Partner up.  Center cone: 1 Burpee.  Bear Crawl to one of four corners for 2 of either Merkins or Squats.  Jog back for 3 Burpees.  Bear Crawl to one of 4 corners for 4 of either Merkins or Squats (depending on what you did at the last station).  So on and so on.  Odds in the middle.  Evens at the corners.  Stack the numbers on top and keep working. We ended at 17 Burpees in the Center for a total of 81 burpees and 72 Merkins/Squats.  Chestnut killed it.

Thang 1:  Steinl (modified) 3X

Hold plank for 30 secs (allowing 3 members of PAX to provide 10 counts).

10 Merkins

Lower to Chilcutt (forearm) plank for 3 more 10 counts.

10 Merkins

10 Peter Parkers IC

10 Merkins

Repeato 2 more times.  This was a crowd pleaser.  Red Roof just texted me to tell me he can’t lift his arms, “Hey Siri, tell CI, ‘F*ck you'”.

Mosey back to the main park for Thang 3:  Mary Tabata

40 seconds on, 20 seconds off.

Right side Oblique V ups, Left side Oblique V ups 2X each side

2 rounds of Big Boi Situps.

Moseyed back to the flag for COR, NOR and BOM.  Before we brought it in, we announced the August Ruck led by Star Child and Methane.  We also announced that our Ruck Q, Kilo, would be featured on this week’s Roundtable Call.  He’s had head shots made already, and will be bringing a table and Sharpie to his next Q.  Sigs only cost $5.  I kid, I kid.

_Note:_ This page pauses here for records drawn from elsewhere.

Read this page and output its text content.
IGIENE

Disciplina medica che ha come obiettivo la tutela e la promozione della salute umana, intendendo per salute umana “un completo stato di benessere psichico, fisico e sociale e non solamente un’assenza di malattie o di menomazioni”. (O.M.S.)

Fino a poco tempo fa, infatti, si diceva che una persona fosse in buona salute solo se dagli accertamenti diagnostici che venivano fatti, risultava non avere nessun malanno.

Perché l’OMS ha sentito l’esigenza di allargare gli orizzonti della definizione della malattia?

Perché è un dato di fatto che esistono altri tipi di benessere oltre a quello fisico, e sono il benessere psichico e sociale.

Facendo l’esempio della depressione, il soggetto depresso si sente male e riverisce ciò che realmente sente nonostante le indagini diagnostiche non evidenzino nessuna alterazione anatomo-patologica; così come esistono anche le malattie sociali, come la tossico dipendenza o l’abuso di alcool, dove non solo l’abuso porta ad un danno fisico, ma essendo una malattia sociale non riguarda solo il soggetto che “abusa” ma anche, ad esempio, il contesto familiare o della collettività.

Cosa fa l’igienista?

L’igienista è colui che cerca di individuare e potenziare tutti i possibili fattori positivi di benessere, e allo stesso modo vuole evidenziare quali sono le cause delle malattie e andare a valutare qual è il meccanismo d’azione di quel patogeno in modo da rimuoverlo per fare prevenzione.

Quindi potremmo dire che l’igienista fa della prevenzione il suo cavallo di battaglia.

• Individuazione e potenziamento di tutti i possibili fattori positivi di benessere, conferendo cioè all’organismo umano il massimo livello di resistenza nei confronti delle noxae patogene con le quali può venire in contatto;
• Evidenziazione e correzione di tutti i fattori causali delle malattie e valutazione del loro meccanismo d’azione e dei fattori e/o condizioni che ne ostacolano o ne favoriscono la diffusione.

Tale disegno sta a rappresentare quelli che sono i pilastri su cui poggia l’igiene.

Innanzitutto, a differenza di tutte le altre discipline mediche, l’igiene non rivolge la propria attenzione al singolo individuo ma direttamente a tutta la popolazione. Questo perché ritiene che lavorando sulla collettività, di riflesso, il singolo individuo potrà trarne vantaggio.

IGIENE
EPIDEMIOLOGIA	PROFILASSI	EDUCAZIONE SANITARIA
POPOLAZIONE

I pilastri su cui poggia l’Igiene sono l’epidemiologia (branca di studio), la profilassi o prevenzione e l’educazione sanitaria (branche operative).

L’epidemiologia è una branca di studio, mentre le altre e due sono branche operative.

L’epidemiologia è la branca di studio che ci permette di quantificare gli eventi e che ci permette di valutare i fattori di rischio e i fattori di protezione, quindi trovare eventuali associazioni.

BOM/NM:  Thanks, in part, to the 43 Feet Podcast, I’ve been giving a lot of thought on what I can steal from F3 to improve my leadership outside of F3.  Today I mentioned the 10 count.  Leaders are tasked with tough situations or people.  My reactions have ranged from cool/calm to raging/anger.  But I’m always trying to get better.  Enter the 10 count.  I used to hate the 10 count during workouts.  I counted it really fast to get it over with.  But it’s useful.  These days, the Pax is so strong, selfishly, I need a 10 count to catch up most of the time.  And the 10 count gives you a dividing point between sets.  It’s a nice marker during a workout.  Apply it to your life outside of F3 and it’s the same.  Imagine dealing with a real dick in a meeting.  Instead of reacting or responding, call an internal 10 count.  Organize your thoughts, calm your breathing, place a marker.  Then, get ready for the next set.  It works.  No one has lost a finger yet in the meetings I’ve attended.

CI out.  (sorry not sorry for all the typos; and the image has nothing to do with this.  I find it humorous.)